So, for those new to this, here’s a quick introduction to hreflang: it’s basically an HTML meta element that’s used in the code of a document (web page, in this case).
According to Wikipedia, it ‘specifies the language and optional geographic restrictions for a document.’
So, basically, you use hreflang if you have multiple versions of a web page (each version being in a different language).
But, What If You Want to Use One Version (Language) for Multiple Countries?
This is where one has to be careful, because, as Search Engine Journal found, in 2020, 63% of observed sites that had hreflang had some sort of error, and that figure was 75% in 2017.
So, it appears that hreflang is an HTML code that’s often incorrectly used.
And that’s probably why it was the subject of inquiry.
At around the 32-minute, 14-second mark of the English Google SEO Office-Hours From November 12, 2021, which is one of a number of Q&A sessions that Google frequently conducts, someone submitted a question about hreflang.
The situation and question (which you can hear at the video below, which has been queued to the appropriate spot), was:
“We consolidated our Latin markets--Mexico, Argentina, Colombia, and so on--into one market. We also target Spain with a different folder.
“For hreflang, we have selected ES for Spain and reference the LatAm URLs for every Spanish speaking market, so the same URL for es-mx, et cetera.
“Google uses ES-419 to target the LatAm market, but this no longer seems to be supported.
“Is it OK the way that we did it, referencing one URL for multiple countries?”

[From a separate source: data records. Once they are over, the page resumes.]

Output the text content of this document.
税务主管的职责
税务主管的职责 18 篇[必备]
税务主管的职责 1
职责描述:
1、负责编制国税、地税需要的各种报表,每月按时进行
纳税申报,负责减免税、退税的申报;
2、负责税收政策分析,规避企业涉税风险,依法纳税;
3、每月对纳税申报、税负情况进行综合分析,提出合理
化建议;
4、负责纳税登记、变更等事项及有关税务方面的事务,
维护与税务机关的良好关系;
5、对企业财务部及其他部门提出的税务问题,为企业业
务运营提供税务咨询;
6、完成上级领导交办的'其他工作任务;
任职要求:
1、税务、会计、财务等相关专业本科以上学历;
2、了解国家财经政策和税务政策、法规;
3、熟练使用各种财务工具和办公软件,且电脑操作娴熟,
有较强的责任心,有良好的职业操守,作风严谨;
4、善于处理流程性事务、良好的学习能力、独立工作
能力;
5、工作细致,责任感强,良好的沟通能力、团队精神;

To this, John Mueller’s response was:
“It's perfectly fine the way that you have set it up. In fact, it's the way that we recommend doing it.
“So it's fine having one version for one country and another version for lots of other countries.”
One Thing to Keep In Mind
While researching this topic, I discovered that a lot of the content out there talks about multilingual sites, but I didn’t quite as easily see any that talked about hreflang applied to multiple countries that share a language (as was the case above).
So, if this is your situation, I’d recommend paying attention to detail. As you can observe in the Wikipedia example here, you can designate one language for different countries.
If you click the link above, be sure to look at how, under Language and Region Example, one language (English, en) is used for Canada and the US (CA, US). This is coded into the one page that’s designated for Canada and the US.
And, from what I gathered from the case of the LatAm site, they designated one URL/page for all their Spanish-speaking countries.
They didn’t designate one separate URL/page for Mexico, then a separate one for Argentina, and a separate one for Columbia.
Since they’re all Spanish-speaking countries (and because this site, presumably, is not necessarily targeting specific nations), they were correct in using hreflang to specify a dedicated page for nations that share a common language.
What About English and American English?
By that, I mean British English and American English.
You probably know that there are some spelling variations between the two.
My opinion is that, if you want to have two versions of a web page--one for English, the other for American English, you then code them as such: one using the appropriate hreflang for en-GB, the other version for en-US. (Please don’t forget about other English-speaking countries, like my Canada!)